Though, actually, they’re in the background of the heist, just like they’re in the background of Palance and Winters. So it seems Heisler and Burnett agree. Or just didn’t want them in the way during the heist, which is fine. Marvin and Holliman are fine, but they’re not interesting to watch. Palance, Winters, even someone with a lesser performance like Nelson or Millican… they’re interesting to watch. A lot of Died takes place outside, often on location, and the film just feels more natural outdoors—another irony given the ending. Heisler rarely has ambitious shots outside the location shooting, but he and cinematographer Ted D. McCord succeed with that location shooting so credit there—but he’s more interested in the cute puppy than the relationship between aging career criminal Palance and girl with a past Winters, though Heisler does perk up a little once they’re making face. Because Winters falls hard for Palance. He’s a big tough guy who occasionally poetically describes the human condition and likes puppies and is kind to old people.

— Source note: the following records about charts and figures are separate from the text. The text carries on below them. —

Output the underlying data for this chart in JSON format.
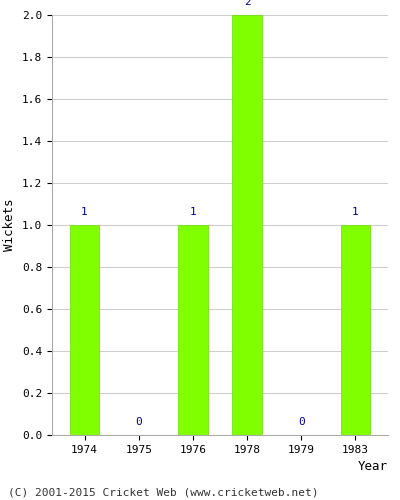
{
  "years": [
    1974,
    1975,
    1976,
    1978,
    1979,
    1983
  ],
  "wickets": [
    1,
    0,
    1,
    2,
    0,
    1
  ],
  "bar_color": "#7FFF00",
  "bar_edge_color": "#66DD00",
  "label_color": "#00008B",
  "xlabel": "Year",
  "ylabel": "Wickets",
  "ylim": [
    0,
    2.0
  ],
  "yticks": [
    0.0,
    0.2,
    0.4,
    0.6,
    0.8,
    1.0,
    1.2,
    1.4,
    1.6,
    1.8,
    2.0
  ],
  "background_color": "#ffffff",
  "plot_bg_color": "#ffffff",
  "footer": "(C) 2001-2015 Cricket Web (www.cricketweb.net)",
  "footer_fontsize": 8,
  "label_fontsize": 8,
  "axis_label_fontsize": 9,
  "tick_fontsize": 8,
  "grid_color": "#cccccc"
}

Winters doesn’t get the best part. Like, her exposition feels like it’s been given a G rating when it needs to be an NC-17. Because 1955. But Winters gets it across. The strongest thing, which the film doesn’t pursue, is how Winters interacts with Palance after she’s realized he’s a sweetie. The end fails the hell out of her too. It’s a real bummer.

I Died a Thousand Times—which actually makes no sense as a title since Chaney at one point talks about how you can “only die once”—really needs a better third act. It’s not even as competent, technically speaking, as it ought to be. Because it’s foreshadowed from the first or second scene, only in a really obvious way where they shouldn’t have really gone for it. Especially not since there’s another bookending device sitting there available, apparently just a passive addition to serve the plot but with a lot more possibility than the actual ending.

Is it worth seeing? Yeah. If it had a solid ending, it would’ve given Palance an amazing lead performance and possibly a great supporting one for Winters. It’s just… a real bummer.

1.5/4★½

CREDITS

Directed by Stuart Heisler; written by W.R. Burnett; director of photography, Ted D. McCord; edited by Clarence Kolster; music by David Buttolph; produced by Willis Goldbeck; released by Warner Bros.

Starring Jack Palance (Roy Earle), Shelley Winters (Marie Garson), Lon Chaney Jr. (Big Mac), Earl Holliman (Red), Lee Marvin (Babe Kossuck), Ralph Moody (Pa Goodhue), Olive Carey (Ma Goodhue), Lori Nelson (Velma), Perry Lopez (Louis Mendoza), Howard St. John (Doc Banton), James Millican (Jack Kranmer), and Pedro Gonzalez Gonzalez (Chico).